A propósito do paradoxo: “as mudanças de que Angola precisa não podem ser feitas sem o MPLA.”
Dizer que “as mudanças que precisam ser feitas em Angola não se fazem SEM o MPLA” é muito esquisito. É algo sem o mínimo de sentido. É uma “desinteligência”.
A ideia de que “as mudanças que precisam ser feitas em Angola não se fazem sem o MPLA” é, no mínimo, paradoxal. Trata‑se de uma formulação que desafia o mínimo do bom senso: como pode o principal responsável por um problema tornar‑se o seu remédio?
Dizer que o partido que tem governado o país há meio século, e que durante esse período moldou um sistema político e económico inviável, é indispensável para a transformação parece tão ilógico quanto confiar a um piromaníaco a chefia de um corpo de bombeiros.
Este raciocínio esquece que a história recente de Angola é inseparável do peso de um único partido, o MPLA, cuja continuidade no poder se confunde com a persistência dos mesmos entraves ao desenvolvimento e a reconciliação nacional.
De acordo com os estudos de Messiant, Chabal, Soares de Oliveira, Nuno Vidal, e outros, o MPLA ao longo de décadas consolidou um aparelho de poder fundado na captura do Estado e na fusão entre estruturas públicas e interesses partidários.

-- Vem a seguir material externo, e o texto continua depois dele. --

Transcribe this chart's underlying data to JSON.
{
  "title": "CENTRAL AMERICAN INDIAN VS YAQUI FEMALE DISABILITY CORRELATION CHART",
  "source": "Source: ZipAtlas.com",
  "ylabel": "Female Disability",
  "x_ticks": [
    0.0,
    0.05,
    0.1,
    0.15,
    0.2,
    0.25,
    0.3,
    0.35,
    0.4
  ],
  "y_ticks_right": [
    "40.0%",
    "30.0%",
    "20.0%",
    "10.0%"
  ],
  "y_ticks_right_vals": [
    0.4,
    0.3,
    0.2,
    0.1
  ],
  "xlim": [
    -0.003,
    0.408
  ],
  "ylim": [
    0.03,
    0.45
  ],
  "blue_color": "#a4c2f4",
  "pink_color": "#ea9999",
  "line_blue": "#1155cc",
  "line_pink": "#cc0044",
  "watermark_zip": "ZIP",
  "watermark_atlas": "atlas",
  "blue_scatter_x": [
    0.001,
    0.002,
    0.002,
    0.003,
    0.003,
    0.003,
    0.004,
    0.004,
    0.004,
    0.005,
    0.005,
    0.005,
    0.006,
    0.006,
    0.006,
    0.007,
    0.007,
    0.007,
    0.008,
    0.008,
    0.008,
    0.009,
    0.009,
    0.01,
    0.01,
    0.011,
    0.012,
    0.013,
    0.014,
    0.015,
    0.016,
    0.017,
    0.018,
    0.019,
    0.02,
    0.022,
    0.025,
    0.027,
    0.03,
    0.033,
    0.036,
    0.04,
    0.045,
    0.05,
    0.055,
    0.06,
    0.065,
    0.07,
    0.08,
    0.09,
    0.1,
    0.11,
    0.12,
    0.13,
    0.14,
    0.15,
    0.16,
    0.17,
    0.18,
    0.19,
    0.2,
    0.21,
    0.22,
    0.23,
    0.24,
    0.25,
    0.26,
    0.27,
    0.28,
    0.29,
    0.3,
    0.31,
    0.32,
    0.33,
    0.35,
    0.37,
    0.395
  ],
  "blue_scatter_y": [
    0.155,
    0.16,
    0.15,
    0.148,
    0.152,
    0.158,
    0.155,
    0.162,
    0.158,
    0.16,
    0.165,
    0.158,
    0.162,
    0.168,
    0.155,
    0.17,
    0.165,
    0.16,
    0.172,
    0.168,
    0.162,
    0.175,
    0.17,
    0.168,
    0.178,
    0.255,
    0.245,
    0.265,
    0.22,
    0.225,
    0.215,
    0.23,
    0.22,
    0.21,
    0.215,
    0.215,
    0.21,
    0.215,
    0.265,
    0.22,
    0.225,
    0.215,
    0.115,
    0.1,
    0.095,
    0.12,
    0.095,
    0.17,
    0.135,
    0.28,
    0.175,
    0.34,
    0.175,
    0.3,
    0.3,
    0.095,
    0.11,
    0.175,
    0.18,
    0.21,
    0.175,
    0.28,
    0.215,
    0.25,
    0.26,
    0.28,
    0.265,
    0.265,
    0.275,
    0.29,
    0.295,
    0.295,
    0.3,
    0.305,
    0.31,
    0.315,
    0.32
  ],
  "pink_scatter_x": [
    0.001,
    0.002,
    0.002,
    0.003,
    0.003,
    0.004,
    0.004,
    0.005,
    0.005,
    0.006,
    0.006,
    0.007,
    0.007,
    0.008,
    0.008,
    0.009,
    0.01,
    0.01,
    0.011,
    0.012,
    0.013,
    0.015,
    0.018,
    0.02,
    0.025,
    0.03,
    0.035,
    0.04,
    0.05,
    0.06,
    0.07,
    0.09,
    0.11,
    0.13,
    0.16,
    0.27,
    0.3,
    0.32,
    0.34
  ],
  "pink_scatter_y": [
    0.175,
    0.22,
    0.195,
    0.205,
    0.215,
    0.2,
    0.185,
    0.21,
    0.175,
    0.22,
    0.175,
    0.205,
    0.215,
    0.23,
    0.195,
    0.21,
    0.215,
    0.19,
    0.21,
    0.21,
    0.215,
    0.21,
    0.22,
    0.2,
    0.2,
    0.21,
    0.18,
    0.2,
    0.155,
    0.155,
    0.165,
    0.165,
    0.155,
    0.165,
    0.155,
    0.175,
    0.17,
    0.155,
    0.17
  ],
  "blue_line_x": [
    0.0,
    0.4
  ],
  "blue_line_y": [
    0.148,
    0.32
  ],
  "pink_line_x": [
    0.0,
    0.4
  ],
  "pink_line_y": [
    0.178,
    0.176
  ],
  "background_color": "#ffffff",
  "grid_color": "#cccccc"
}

Essa máquina beneficia de uma rede de clientelas e corrupção endémica que drena recursos, sufoca a iniciativa privada e esvazia a ideia de serviço público.
A repressão cívica, o domínio dos meios de comunicação e as manipulações eleitorais dificultam a emergência de alternativas. Nesse contexto, falar em “mudança com o MPLA” equivale a pedir a um corredor que vença uma maratona com as pernas amarradas.
O MPLA não é um simples participante do processo democrático, mas o elemento que o vicia desde a origem. A experiência mundial oferece paralelos esclarecedores.
No México, o Partido Revolucionário Institucional (PRI) governou durante 71 anos consecutivos, ergueu um regime autoritário vestido de democracia.
Durante esse período alguns diziam que as mudanças não seriam possíveis sem o PRI. Contudo, quando a sociedade mexicana conseguiu afastá‑lo do poder, em 2000, abriu‑se espaço para uma nova dinâmica política, com todas as dificuldades e desafios inerentes.
O mesmo raciocínio vale para Angola: enquanto o MPLA permanecer no centro do sistema político, a regeneração será mais retórica do que real. A mudança não se fará com o MPLA, mas apesar dele; o EME faz parte do problema, não da solução.
A grande viragem que Angola reclama depende de uma ruptura com este passado. Para que o país avance, diversifique a economia, democratize a vida política e regenere as instituições é necessário superar o MPLA e não continuar a acomodar‑se à sua hegemonia.
Persistir na crença de que o guardião do imobilismo pode guiar o futuro é perpetuar o próprio imobilismo. O caminho da mudança passa por dar espaço a novas forças políticas e sociais, reconstruir a confiança nas instituições e empoderar os cidadãos.
Somente assim o discurso da transformação deixará de ser uma fórmula vazia e se tornará um projecto colectivo de verdade.